I'm also not sure how you think this will make drugs any safer.

Keep in mind that Phenergan has been in routine use since the 1940s. It's not like this is a new drug and no one was familiar with it.

Susanne said...

The Supreme Court held Wyeth was strictly liable for the damages that flowed from the release of a defective product. The product was defective because the KNOWN risk of amputation from the IV-Push method warranted a stronger warning.

I thought the decision was a masterpeice of legal reasoning: the risk of harm so great, the cost of a warning so little. A victory for common sense.

Harold said...

I do not know of any drug that could not be used improperly and cause injury or death to a patient. This includes insulin which I am dependent on. If some jerk gave me 10 times as much as I am supposed to get I would likely die. Is insulin and the drug company that made it at fault or is the jerk that gave it at fault? How could a company prevent someone from using insulin improperly? You, I am sure believe insulin is wonderful drug. Should we as users pay x times as much because companies have to protect themselves from liability from stupid users? I certainly agree that there is biased research that is used by drug companies {statins} but this is not one of those cases and may cost us a lot of money and do us no good.

Jenny said...

Harold,

The law as interpreted here is only that the company must provide warnings of dangers it is aware of. The insulin companies cover their patient and doctor materials with warnings. It was the lack of warning provided with the drug that was the specific issue in this case.

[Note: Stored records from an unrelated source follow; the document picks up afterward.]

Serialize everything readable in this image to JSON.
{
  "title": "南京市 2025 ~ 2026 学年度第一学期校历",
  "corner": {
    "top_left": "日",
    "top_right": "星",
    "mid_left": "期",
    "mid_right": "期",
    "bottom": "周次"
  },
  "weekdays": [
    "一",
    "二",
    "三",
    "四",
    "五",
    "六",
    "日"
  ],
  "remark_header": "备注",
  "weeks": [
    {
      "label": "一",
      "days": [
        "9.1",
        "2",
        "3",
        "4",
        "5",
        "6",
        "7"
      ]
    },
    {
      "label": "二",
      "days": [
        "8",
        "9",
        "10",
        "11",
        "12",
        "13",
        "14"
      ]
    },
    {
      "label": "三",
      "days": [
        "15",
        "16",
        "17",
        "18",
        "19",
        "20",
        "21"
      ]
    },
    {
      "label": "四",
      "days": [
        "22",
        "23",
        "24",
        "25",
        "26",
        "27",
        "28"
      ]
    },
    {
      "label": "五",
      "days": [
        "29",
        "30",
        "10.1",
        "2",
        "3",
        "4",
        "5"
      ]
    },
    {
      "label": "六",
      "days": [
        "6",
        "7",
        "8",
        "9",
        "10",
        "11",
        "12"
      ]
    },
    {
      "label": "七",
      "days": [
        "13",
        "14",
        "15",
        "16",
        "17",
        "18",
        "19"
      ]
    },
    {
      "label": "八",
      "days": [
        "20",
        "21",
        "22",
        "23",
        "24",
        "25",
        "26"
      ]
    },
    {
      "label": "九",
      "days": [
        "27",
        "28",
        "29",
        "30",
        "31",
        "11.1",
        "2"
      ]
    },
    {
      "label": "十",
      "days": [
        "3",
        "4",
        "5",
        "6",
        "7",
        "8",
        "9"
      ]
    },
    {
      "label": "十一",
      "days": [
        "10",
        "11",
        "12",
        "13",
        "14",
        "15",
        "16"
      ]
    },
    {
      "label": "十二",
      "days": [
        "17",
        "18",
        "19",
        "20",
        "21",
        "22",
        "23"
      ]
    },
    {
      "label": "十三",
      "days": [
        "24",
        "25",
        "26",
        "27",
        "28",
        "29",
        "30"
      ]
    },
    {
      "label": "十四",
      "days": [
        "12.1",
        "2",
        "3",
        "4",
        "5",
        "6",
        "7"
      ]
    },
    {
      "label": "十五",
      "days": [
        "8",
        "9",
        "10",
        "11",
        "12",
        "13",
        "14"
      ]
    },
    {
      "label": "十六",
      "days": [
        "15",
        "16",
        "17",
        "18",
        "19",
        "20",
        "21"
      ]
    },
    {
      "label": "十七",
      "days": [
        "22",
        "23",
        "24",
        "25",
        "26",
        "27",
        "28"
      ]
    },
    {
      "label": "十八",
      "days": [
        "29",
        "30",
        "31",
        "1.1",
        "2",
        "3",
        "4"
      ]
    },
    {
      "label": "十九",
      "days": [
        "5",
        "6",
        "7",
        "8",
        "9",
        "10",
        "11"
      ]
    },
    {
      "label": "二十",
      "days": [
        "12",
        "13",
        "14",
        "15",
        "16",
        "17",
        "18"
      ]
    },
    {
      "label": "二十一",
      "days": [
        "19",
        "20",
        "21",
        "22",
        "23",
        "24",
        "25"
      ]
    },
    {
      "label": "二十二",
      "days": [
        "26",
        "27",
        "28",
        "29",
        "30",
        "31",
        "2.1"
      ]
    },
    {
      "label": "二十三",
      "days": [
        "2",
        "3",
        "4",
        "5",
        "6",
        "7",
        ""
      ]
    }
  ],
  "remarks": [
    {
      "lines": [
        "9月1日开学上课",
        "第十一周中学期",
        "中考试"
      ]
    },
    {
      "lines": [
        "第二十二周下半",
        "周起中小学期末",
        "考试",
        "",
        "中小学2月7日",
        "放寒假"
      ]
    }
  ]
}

But the decision has huge implications far beyond this particular case, because it says that a company that knows of a problem with its drug but does not make an effort to warn patients and doctors is at fault.

There are many other cases working their way through the courts where the drug companies had actively hidden information they had internally that their drug was harming people. Had they been able to claim that FDA approval protected them against suits, it would have huge implications in these cases.